1
ibrahim balaban türkiye'nin ve hatta dünya'nın en saygın ressamları arasında yer alır. nazım hikmet bursa cezaevine düştüğü zaman cezaevinde ki yoksul mahkumlara halı dokumayı öğreterek onları açlıktan kurtarır. bu yoksul mahkumlar arasında ibrahim balaban ve orhan kemal'de vardır. yoksul köylü çocuklarıdır ikisi de özü itibariyle. orhan kemal'i net hatırlamıyorum ama balaban 17 yaşında sevdiği kıza sarkan adamı vurmaktan maphustur. balaban'a resim yapmayı nazım öğretir. orhan kemal'e de okuma yazmayı öğreten insandır nazım hikmet.

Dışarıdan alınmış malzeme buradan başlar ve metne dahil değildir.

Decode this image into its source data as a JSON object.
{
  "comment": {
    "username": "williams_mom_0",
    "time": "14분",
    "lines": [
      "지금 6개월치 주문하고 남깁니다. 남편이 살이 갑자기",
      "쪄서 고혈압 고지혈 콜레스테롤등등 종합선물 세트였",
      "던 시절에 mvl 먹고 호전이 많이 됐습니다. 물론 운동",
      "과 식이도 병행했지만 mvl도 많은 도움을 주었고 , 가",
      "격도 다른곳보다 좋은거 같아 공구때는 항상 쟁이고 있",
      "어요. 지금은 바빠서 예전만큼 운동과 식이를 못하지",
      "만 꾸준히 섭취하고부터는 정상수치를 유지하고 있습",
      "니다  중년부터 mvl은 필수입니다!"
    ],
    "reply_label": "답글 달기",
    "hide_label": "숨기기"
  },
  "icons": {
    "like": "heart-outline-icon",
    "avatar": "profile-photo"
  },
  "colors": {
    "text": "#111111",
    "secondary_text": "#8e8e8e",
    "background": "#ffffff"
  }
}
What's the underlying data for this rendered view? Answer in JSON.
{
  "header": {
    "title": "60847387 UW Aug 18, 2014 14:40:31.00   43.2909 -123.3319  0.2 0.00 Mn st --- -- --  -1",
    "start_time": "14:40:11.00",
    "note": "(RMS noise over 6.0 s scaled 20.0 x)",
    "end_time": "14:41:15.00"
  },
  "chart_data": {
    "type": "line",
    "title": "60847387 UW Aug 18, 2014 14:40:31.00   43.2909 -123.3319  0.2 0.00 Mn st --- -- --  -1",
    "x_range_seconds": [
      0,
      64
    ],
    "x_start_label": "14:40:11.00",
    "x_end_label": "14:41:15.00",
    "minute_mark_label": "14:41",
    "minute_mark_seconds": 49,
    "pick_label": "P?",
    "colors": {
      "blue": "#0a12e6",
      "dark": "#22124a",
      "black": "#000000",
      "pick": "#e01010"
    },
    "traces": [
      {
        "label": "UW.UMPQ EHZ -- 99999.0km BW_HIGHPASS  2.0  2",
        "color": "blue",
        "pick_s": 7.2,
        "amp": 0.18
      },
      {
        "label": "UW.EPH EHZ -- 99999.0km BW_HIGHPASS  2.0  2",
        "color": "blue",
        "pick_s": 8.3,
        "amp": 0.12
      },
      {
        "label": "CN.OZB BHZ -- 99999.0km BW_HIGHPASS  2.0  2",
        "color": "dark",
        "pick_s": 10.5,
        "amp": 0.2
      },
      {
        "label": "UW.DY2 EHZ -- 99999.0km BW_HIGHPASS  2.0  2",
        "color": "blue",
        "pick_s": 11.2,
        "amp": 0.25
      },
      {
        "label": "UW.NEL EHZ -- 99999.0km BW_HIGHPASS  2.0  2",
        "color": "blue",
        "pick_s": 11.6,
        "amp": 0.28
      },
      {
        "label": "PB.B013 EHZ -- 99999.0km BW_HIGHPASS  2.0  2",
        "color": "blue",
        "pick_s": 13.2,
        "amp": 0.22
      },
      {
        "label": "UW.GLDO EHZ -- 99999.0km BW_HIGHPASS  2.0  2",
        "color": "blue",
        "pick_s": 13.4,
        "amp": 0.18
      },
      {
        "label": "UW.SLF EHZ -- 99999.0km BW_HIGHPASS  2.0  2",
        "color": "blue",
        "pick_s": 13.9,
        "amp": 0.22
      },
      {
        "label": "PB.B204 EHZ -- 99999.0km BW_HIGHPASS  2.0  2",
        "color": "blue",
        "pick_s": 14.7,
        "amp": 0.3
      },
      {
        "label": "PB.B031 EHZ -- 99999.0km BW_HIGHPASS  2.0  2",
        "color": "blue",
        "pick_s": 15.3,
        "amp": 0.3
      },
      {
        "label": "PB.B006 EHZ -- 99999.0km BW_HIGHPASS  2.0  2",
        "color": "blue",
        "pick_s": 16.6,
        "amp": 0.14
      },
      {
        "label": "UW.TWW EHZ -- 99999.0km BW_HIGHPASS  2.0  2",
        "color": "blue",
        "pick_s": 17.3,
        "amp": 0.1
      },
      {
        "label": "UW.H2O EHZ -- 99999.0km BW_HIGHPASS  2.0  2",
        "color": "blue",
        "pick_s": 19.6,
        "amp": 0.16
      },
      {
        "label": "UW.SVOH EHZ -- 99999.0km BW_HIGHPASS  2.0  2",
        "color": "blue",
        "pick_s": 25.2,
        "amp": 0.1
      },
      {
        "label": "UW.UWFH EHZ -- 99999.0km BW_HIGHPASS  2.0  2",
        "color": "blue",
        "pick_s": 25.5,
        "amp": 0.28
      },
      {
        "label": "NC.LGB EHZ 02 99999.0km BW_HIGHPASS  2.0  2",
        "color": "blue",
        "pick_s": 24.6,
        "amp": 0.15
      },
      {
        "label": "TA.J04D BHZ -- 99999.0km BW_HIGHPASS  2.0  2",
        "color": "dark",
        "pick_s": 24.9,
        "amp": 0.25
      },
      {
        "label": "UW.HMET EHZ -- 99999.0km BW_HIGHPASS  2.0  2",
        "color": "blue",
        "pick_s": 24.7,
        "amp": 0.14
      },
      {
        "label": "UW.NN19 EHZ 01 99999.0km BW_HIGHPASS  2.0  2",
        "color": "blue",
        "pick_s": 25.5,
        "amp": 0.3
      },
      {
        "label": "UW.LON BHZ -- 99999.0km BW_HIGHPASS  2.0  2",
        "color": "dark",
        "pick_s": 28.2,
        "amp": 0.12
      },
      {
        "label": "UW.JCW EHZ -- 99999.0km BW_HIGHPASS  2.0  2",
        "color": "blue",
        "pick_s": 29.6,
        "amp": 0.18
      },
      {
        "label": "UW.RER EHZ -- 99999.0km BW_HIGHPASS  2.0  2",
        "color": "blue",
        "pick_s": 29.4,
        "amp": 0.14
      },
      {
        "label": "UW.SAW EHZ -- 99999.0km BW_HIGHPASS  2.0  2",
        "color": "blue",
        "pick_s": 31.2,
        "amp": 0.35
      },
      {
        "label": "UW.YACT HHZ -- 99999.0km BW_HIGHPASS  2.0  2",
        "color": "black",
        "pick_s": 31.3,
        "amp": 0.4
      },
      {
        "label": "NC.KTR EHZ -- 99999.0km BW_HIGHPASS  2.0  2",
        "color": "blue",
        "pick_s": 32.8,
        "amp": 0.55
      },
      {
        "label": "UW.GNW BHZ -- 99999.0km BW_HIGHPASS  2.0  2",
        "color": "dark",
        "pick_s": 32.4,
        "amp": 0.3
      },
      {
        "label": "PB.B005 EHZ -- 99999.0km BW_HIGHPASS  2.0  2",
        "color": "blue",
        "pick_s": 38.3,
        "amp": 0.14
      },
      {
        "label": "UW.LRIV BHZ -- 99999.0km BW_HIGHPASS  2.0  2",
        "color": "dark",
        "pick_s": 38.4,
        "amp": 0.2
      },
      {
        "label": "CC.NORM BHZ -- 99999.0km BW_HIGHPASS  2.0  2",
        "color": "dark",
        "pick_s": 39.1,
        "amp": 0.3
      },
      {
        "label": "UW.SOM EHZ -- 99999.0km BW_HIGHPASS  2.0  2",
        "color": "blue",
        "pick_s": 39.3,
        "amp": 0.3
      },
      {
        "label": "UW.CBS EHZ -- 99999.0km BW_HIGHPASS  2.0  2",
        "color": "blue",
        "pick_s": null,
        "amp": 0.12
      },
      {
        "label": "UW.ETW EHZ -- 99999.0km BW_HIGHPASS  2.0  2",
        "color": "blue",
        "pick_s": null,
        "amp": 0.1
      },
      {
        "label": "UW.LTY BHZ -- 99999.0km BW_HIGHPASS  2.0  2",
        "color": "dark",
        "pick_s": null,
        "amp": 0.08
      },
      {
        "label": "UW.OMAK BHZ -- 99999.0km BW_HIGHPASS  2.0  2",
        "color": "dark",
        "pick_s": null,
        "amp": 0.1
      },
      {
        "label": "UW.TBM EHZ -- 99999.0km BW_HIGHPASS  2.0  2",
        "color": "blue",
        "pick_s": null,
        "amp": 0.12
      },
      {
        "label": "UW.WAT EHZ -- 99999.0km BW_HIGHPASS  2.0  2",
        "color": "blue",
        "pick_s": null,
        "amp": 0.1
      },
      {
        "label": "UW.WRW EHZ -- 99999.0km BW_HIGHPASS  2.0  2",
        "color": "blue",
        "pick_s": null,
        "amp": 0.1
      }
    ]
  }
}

bir gün balaban'a cezaevi idaresinden cezaevi kapısının önünde resim yapma izni çıkar. bu resmi yapar büyük ressamımız. nazım resmi görünce çok duygulanır ve maphushabe kapısı şiirini yazar.
altı kadın vardı demir kapının önünde
beşi toprağa oturmuş, ayakta biri
sekiz çocuk vardı demir kapının önünde
besbelli henüz öğrenmemişler gülümsemeyi
altı kadın vardı demir kapının önünde
ayakları sabırlı, ellerinde keder
sekiz çocuk vardı demir kapının önüde
cin gibi bakıyor kundaktakiler
altı kadın vardı demir kapının önünde
sımsıkı gizlemişler saçlarını
sekiz çocuk vardı demir kapının önünde
birisi kavuşturmuş avuçlarını
bir jandarma vardı demir kapının önünde
ne dost ne, düşman. nöbet uzun, hava sıcak
bir beygir vardı demir kapının önünde
nerdeyse ağlayacak.
bir köpek vardı demir kapının önünde
burnu kara tüyü sarı
kamış sepetlerinde yeşil biber vardı
torbalarda kömür, heybelerde soğan, sarımsak
altı kadın vardı demir kapının önünde
ve demir kapının ardında beş yüz erkek vardı efendim
altı kadından biri sen değildin ama
beş yüz erkekten biri bendim.
2
usta şairimiz cahit sıtkı tarancı'nın '' abbas'' şiirini mustafa keser sayesinde artık herkes biliyor da, yazık ki cahit'in ''abbas'' öyküsü çok bilinmez. ''abbas'' şairimizin hayatında gerçekten de çok önemli yeri olan bir şahsiyettir. tarancı çocukluğunda ninesinden bir şehzade masalı dinlemiş. bu şehzade aşkı yolunda memleket memleket gezerken, yoksul bir teyzeye yardım eder. teyze de ermiş bir kişiymiş meğerse. şehzadeye saçından iki tutam verir. ne zaman darda kalsa bu iki saçı birbirine vurmasını öğütler. o zaman karşısına ''abbas'' adında bir cin gelecek ve ne emri olursa yapacaktır.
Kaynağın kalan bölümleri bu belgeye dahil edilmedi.